Mobilisation du Fonds européen d'ajustement à la mondialisation: licenciements dans le secteur de la construction navale en Finlande

2014/2137(BUD)

Le Parlement a adopté par 597 voix pour, 77 voix contre et 11 abstentions, une résolution sur la proposition de décision du Parlement européen et du Conseil relative à la mobilisation du Fonds européen d'ajustement à la mondialisation, à hauteur de 1.426.800 EUR en crédits d'engagement et de paiement afin de venir en aide à la Finlande confrontée à des licenciements dans le secteur de la construction navale.

Le Parlement rappelle que l'Union a mis en place des instruments législatifs et budgétaires pour apporter une aide complémentaire aux travailleurs subissant les conséquences de modifications majeures de la structure du commerce mondial ou licenciés en raison de la crise économique et financière mondiale, et pour les accompagner dans leurs efforts de réinsertion sur le marché du travail.

Demande de la Finlande : la Finlande a déposé la demande EGF/2014/008 FI/STX Rauma le 27 mai 2014 à la suite du licenciement de 577 travailleurs de l'entreprise STX Finland Oy, active dans le secteur économique de la fabrication de matériels de transport. Le Parlement relève que les autorités finlandaises ont introduit la demande au titre du critère d’intervention énoncé à l’article 4, par. 1, point a), du règlement relatif au Fonds, qui pose comme condition qu’au moins 500 salariés ou travailleurs indépendants aient été licenciés ou se trouvent en cessation d’activité sur une période de référence de 4 mois dans une entreprise d’un État membre, y compris les salariés et les travailleurs indépendants licenciés ou en cessation d’activité chez les fournisseurs ou producteurs en aval de l'entreprise en question. Par conséquent, la Finlande a droit à une contribution financière au titre du FEM.

Le Parlement se félicite que les autorités finlandaises, soucieuses d'apporter une aide rapide aux travailleurs, aient décidé de lancer la mise en œuvre des services personnalisées aux travailleurs affectés le 15 janvier 2014, sans attendre la décision finale sur l'octroi d'un soutien du FEM pour l'ensemble coordonné proposé.

Nature des licenciements : le Parlement indique que l’industrie maritime mondiale a changé de façon spectaculaire au cours des dernières années et que, dans ce contexte mondial, l'Asie s’est taillée la part du lion sur le marché de la construction navale. Le Parlement souligne par ailleurs que les licenciements visés par la mesure ne vont faire qu'aggraver la situation du chômage dans le sud-ouest de la Finlande, compte tenu du faible niveau d'éducation et de l'âge relativement avancé de la majorité des travailleurs licenciés. Il se dit dès lors extrêmement préoccupé par les effets de la fermeture de cette entreprise sur la région étant donné que l'industrie navale et la métallurgie y constituent les principales activités économiques traditionnelles.

Public visé : le Parlement relève que 41,42% des travailleurs licenciés ont entre 55 et 64 ans, une catégorie d'âge qui présente un risque plus élevé de chômage prolongé et d'exclusion du marché de l'emploi. Il estime par conséquent que ces travailleurs pourraient avoir des besoins particuliers en termes de services personnalisés.

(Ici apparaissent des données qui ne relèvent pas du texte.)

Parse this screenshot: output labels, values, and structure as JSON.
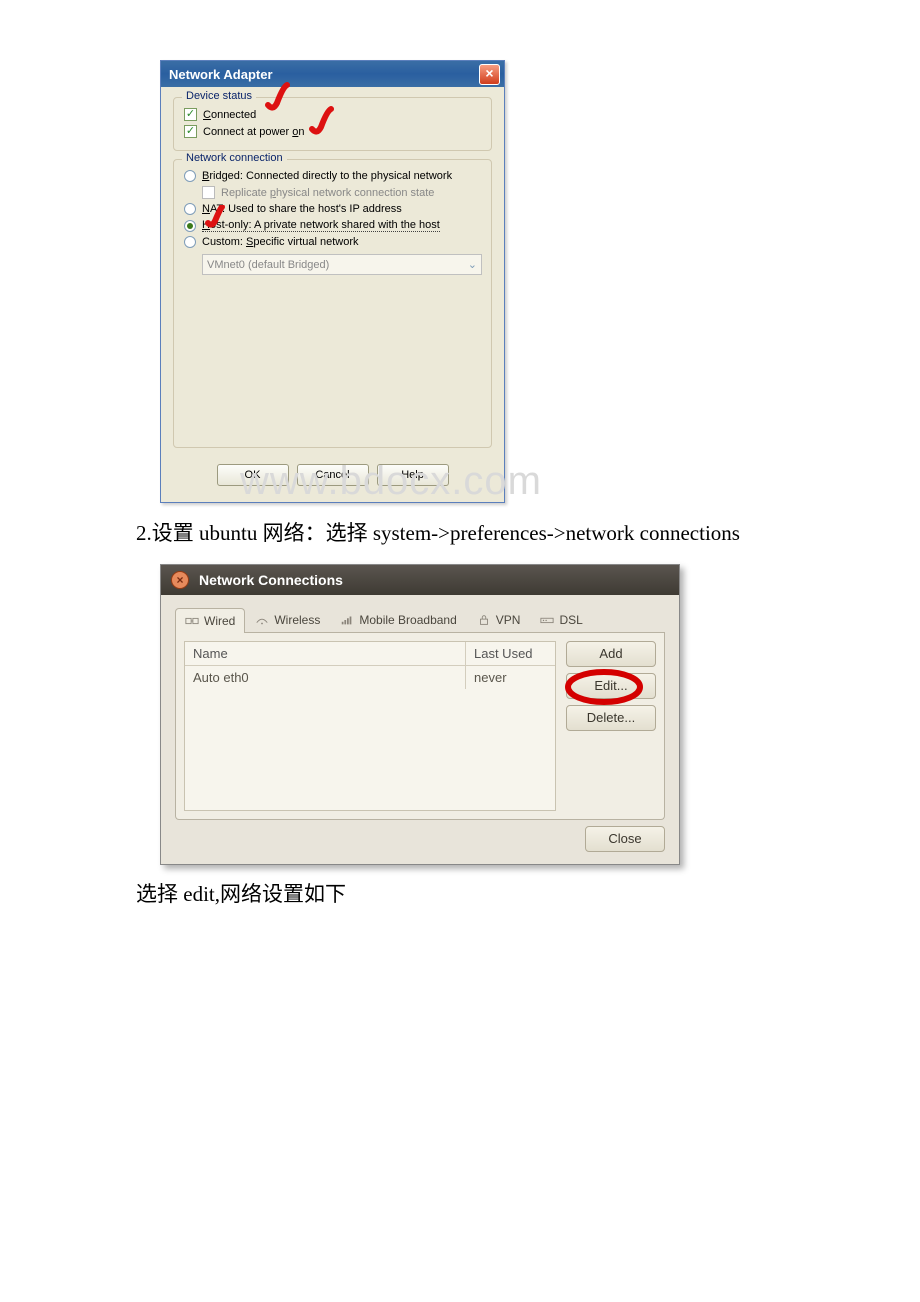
{
  "dialog1": {
    "title": "Network Adapter",
    "group1_legend": "Device status",
    "connected_label_pre": "C",
    "connected_label": "onnected",
    "poweron_label": "Connect at power on",
    "poweron_underline": "o",
    "group2_legend": "Network connection",
    "bridged_pre": "B",
    "bridged_label": "ridged: Connected directly to the physical network",
    "replicate_pre": "Replicate ",
    "replicate_u": "p",
    "replicate_post": "hysical network connection state",
    "nat_pre": "N",
    "nat_label": "AT: Used to share the host's IP address",
    "host_label_pre": "H",
    "host_label": "ost-only: A private network shared with the host",
    "custom_label_pre": "Custom: ",
    "custom_u": "S",
    "custom_label_post": "pecific virtual network",
    "combo_value": "VMnet0 (default Bridged)",
    "ok": "OK",
    "cancel": "Cancel",
    "help": "Help"
  },
  "watermark": "www.bdocx.com",
  "instr1": "2.设置 ubuntu 网络：选择 system->preferences->network connections",
  "dialog2": {
    "title": "Network Connections",
    "tabs": {
      "wired": "Wired",
      "wireless": "Wireless",
      "mobile": "Mobile Broadband",
      "vpn": "VPN",
      "dsl": "DSL"
    },
    "col_name": "Name",
    "col_last": "Last Used",
    "row_name": "Auto eth0",
    "row_last": "never",
    "btn_add": "Add",
    "btn_edit": "Edit...",
    "btn_delete": "Delete...",
    "btn_close": "Close"
  },
  "instr2": "选择 edit,网络设置如下"
}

Un ensemble de services personnalisés : le Parlement constate que l'ensemble coordonné de services personnalisés comporte 3 types de mesures en faveur des salariés licenciés faisant l’objet de la  présente demande: i) les mesures d'aide à la recherche d'un nouvel emploi, ii) les mesures d'aide à la création d'entreprises, iii) les mesures de formation ou d’éducation. Il salue la mise en place, parmi les actions proposées, de cellules pour l'emploi qui devraient proposer un service plus approfondi et plus personnalisé encore que les offices publics de l'emploi. Il salue également l'idée permettant à ceux qui envisagent de créer une entreprise de participer à un stage dans une entreprise existante afin de se rendre compte du métier de chef d'entreprise.

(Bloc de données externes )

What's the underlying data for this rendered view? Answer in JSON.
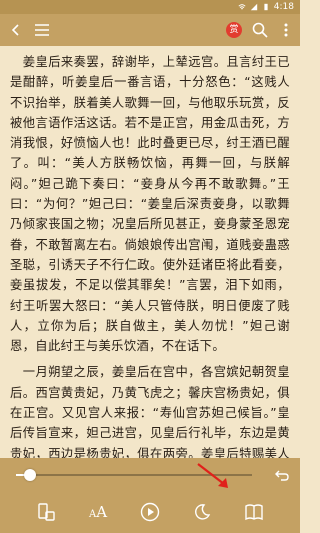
{
  "status_bar": {
    "time": "4:18"
  },
  "top_bar": {
    "reward_label": "赏",
    "icons": [
      "back-icon",
      "menu-icon",
      "search-icon",
      "more-icon"
    ]
  },
  "content": {
    "paragraphs": [
      "　姜皇后来奏罢，辞谢毕，上辇远宫。且言纣王已是酣醉，听姜皇后一番言语，十分怒色：“这贱人不识抬举，朕着美人歌舞一回，与他取乐玩赏，反被他言语作活这话。若不是正宫，用金瓜击死，方消我恨，好愤恼人也！此时叠更已尽，纣王酒已醒了。叫：“美人方朕畅饮恼，再舞一回，与朕解闷。”妲己跪下奏曰：“妾身从今再不敢歌舞。”王曰：“为何？”妲己曰：“姜皇后深责妾身，以歌舞乃倾家丧国之物；况皇后所见甚正，妾身蒙圣恩宠眷，不敢暂离左右。倘娘娘传出宫闱，道贱妾蛊惑圣聪，引诱天子不行仁政。使外廷诸臣将此看妾，妾虽拔发，不足以偿其罪矣！”言罢，泪下如雨，纣王听罢大怒曰：“美人只管侍朕，明日便废了贱人，立你为后；朕自做主，美人勿忧！”妲己谢恩，自此纣王与美乐饮酒，不在话下。",
      "　一月朔望之辰，姜皇后在宫中，各宫嫔妃朝贺皇后。西宫黄贵妃，乃黄飞虎之；馨庆宫杨贵妃，俱在正宫。又见宫人来报：“寿仙宫苏妲己候旨。”皇后传旨宣来，妲己进宫，见皇后行礼毕，东边是黄贵妃，西边是杨贵妃，俱在两旁。姜皇后特赐美人平身，妲己立于侧。二贵妃问曰：“这就是苏美人？”姜后曰：“正是。”因对苏氏责曰：“天子在寿仙宫，无分昼夜，宣淫作乐，不理朝"
    ]
  },
  "reading_progress": {
    "fraction": 0.06
  },
  "bottom_bar": {
    "font_label_large": "A",
    "font_label_small": "A",
    "icons": [
      "phone-rotate-icon",
      "font-size-icon",
      "play-icon",
      "night-mode-icon",
      "bookshelf-icon"
    ]
  },
  "colors": {
    "bar_bg": "#c4a163",
    "page_bg": "#f3e6c9",
    "text": "#2a2017",
    "reward_badge": "#e23c2f",
    "annotation_arrow": "#e0211b"
  }
}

Le Parlement relève par ailleurs que l'objectif des subventions salariales est de faire en sorte que les travailleurs visés recrutés par de nouveaux employeurs ne soient pas désavantagés au départ dans leur nouvel emploi. Il estime que cette mesure devrait inciter ces travailleurs à chercher et à envisager un plus large éventail de métiers qui leur sont inconnus ou peu familiers.

Pour des mesures complémentaires du FSE : enfin, le Parlement demande que les mesures de soutien du Fonds social européen (FSE) prévues au cours de la nouvelle période de programmation complètent les mesures proposées et facilitent la réinsertion des travailleurs dans des secteurs économiques durables et d'avenir.